Na certa o assunto já correu mundo. Deu na televisão. E quando se dá na televisão, todo mundo fica logo sabendo. Mas não é o que se poderia pensar à primeira vista. Muito embora, seja forçoso reconhecer, que a má qualidade dos programas apelativos, que invadem nossos lares, da parte de quase todas emissoras, faz uso explícito do verbo comer. Comer, mesmo. Não no sentido literal do termo; mas no sentido conotativo. Porém, isso é um outro assunto. A questão a que me disponho a falar é outra.
Diz respeito a mais nova tecnologia a serviço do consumidor. Nova tecnologia, é bom que se diga, para nós aqui deste imenso e belo país tropical; daqui do outro lado do Equador. O lado sul. O lado dos pobres e dos eternos chamados “países em desenvolvimento”. Ou do terceiro mundo, como queiram. Cujos riscos são avaliados por estrangeiros, coincidentemente banqueiros e executivos do mercado financeiro internacional que, por sinal, ultimamente, não se cansam de elogiar a gestão econômica do novo governo.
Para encurtar o assunto, a moça chegou em casa mais cedo. Estava uma pilha de nervos. E com muita raiva. Havia perdido o seu emprego. Justamente nessa hora em que as noticias não andam boas. Fala-se em guerra. Aumento de juros. Inibição do crédito. Reajuste de preços. Volta da inflação. Crescimento da dívida pública e outras mazelas que pensávamos pertencer ao passado.
E sua mãe tentou acalmá-la. - Não adianta o aborrecimento, disse ela para a filha. - Os problemas têm que ser encarados de frente. - Você tentou dialogar com o pessoal? - Não, mamãe. - Simplesmente porque me deu muita raiva. Você sabe, mamãe! Eu sou uma pessoa muita comunicativa. Gosto de me relacionar com pessoas. De atender o público. De fazer novas amizades. - Por isso que minha raiva é ainda maior, diz a moça. - Pois a pessoa que irá me substituir, a senhora precisa ver. É calada, antipática, e nem olha pra gente. Parece que tem um rei na barriga. - E o pior é que alguns clientes já manifestaram uma certa simpatia por ela. Pode, uma coisa dessa? Calada, fria e feia, do que jeito que ela é? - Não, mamãe, não se trata de preconceito.- É a pura verdade.

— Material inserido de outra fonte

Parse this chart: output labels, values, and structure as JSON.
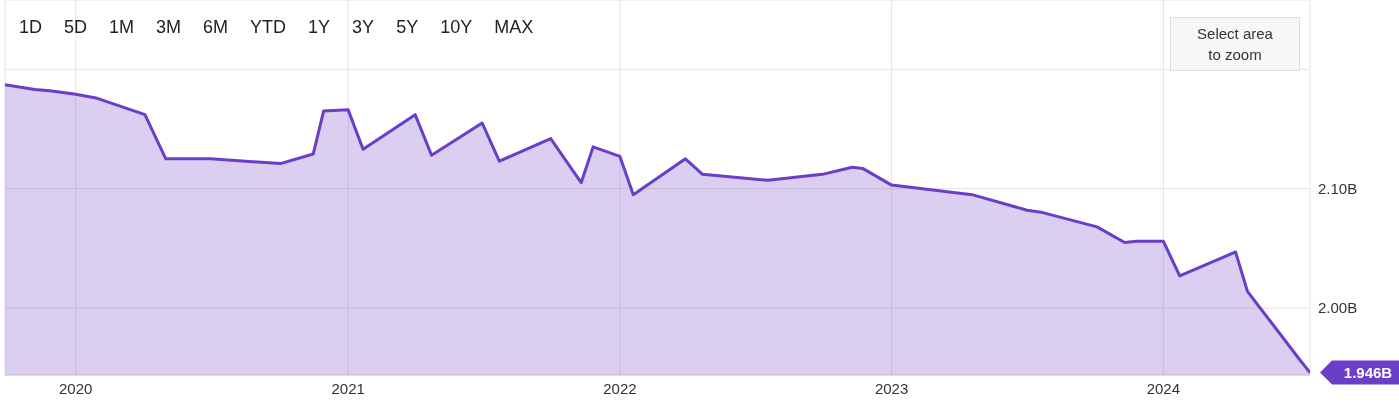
{
  "chart_data": {
    "type": "area",
    "color": "#6a3ec8",
    "x": [
      "2019-09-28",
      "2019-11-07",
      "2019-11-27",
      "2020-01-01",
      "2020-01-28",
      "2020-04-03",
      "2020-05-01",
      "2020-06-30",
      "2020-10-02",
      "2020-11-15",
      "2020-11-29",
      "2021-01-01",
      "2021-01-21",
      "2021-04-01",
      "2021-04-23",
      "2021-06-30",
      "2021-07-23",
      "2021-09-30",
      "2021-11-10",
      "2021-11-26",
      "2022-01-01",
      "2022-01-19",
      "2022-03-30",
      "2022-04-22",
      "2022-07-19",
      "2022-09-30",
      "2022-11-09",
      "2022-11-23",
      "2023-01-01",
      "2023-04-19",
      "2023-07-02",
      "2023-07-23",
      "2023-10-04",
      "2023-11-10",
      "2023-11-26",
      "2024-01-01",
      "2024-01-23",
      "2024-04-07",
      "2024-04-23",
      "2024-07-02",
      "2024-07-16"
    ],
    "values": [
      2.187,
      2.183,
      2.182,
      2.179,
      2.176,
      2.162,
      2.125,
      2.125,
      2.121,
      2.129,
      2.165,
      2.166,
      2.133,
      2.162,
      2.128,
      2.155,
      2.123,
      2.142,
      2.105,
      2.135,
      2.127,
      2.095,
      2.125,
      2.112,
      2.107,
      2.112,
      2.118,
      2.117,
      2.103,
      2.095,
      2.082,
      2.08,
      2.068,
      2.055,
      2.056,
      2.056,
      2.027,
      2.047,
      2.014,
      1.957,
      1.946
    ],
    "xlim": [
      "2019-09-28",
      "2024-07-16"
    ],
    "xticks": [
      "2020",
      "2021",
      "2022",
      "2023",
      "2024"
    ],
    "ylim": [
      1.944,
      2.258
    ],
    "yticks": [
      {
        "value": 2.0,
        "label": "2.00B"
      },
      {
        "value": 2.1,
        "label": "2.10B"
      },
      {
        "value": 2.2,
        "label": null
      }
    ],
    "grid": true,
    "annotations": [
      "1D",
      "5D",
      "1M",
      "3M",
      "6M",
      "YTD",
      "1Y",
      "3Y",
      "5Y",
      "10Y",
      "MAX",
      "Select area to zoom",
      {
        "text": "1.946B",
        "x": "2024-07-16",
        "y": 1.946
      }
    ]
  }
}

E a moça continuou a desfolhar suas desilusões. - Mamãe, e a senhora ainda não sabe do pior. - Lembra quando eu ajudava as pessoas mais idosas? - Aquelas pessoas que tinham dificuldade de pagar a conta com o seu cartão de crédito? – Sim; e muitas outras. - E de arrumar as compras nas sacolas? - Também. - Pois bem. Agora, com a nova contratada, não tem mais essa. A pessoa é que, sozinha, passa as suas compras pelo identificador, registra o valor na máquina, passa o seu cartão de crédito e depois, pasmem, ainda tem que arrumar as mercadorias nos sacos.
E a nova contratada não dá uma palavra. Não ajuda ninguém. Fica só autorizando, ou não, a abertura do portão, tão logo a pessoa acabe de registrar o pagamento de sua conta. Não é um absurdo? Os clientes, a grande maioria, bem que reclamaram. Mas a minoria, não. Acharam moderno. Legal!
Coitados! Além de perder uma boa amiga, um bom papo, como dizem, ainda ficaram sendo empregados do supermercado. Pois eles agora é que fazem tudo. Por conta do sistema de auto-atendimento que foi introduzido, em caráter experimental, em alguns supermercados. Não consigo entender o porquê de eles chamarem isso de “avanço tecnológico”.
É o mesmo caso dos caixas eletrônicos dos bancos. Das catracas eletrônicas que querem colocar nos ônibus. E depois reclamam que o desemprego está crescendo. Eles só esqueceram de uma coisa: estão diminuindo a quantidade de consumidores dos mercados, como um todo. E as máquinas, que também não recebem salários, não terão condições de comprar seus produtos. E cada vez a coisa vai piorando.
No futuro, acredito, deveremos voltar às origens. A população não agüentará muito tempo sem ter com quem reclamar, passar adiante uma fofoca, ou ter uma palavra amiga que lhe conforte num dia triste de chuva.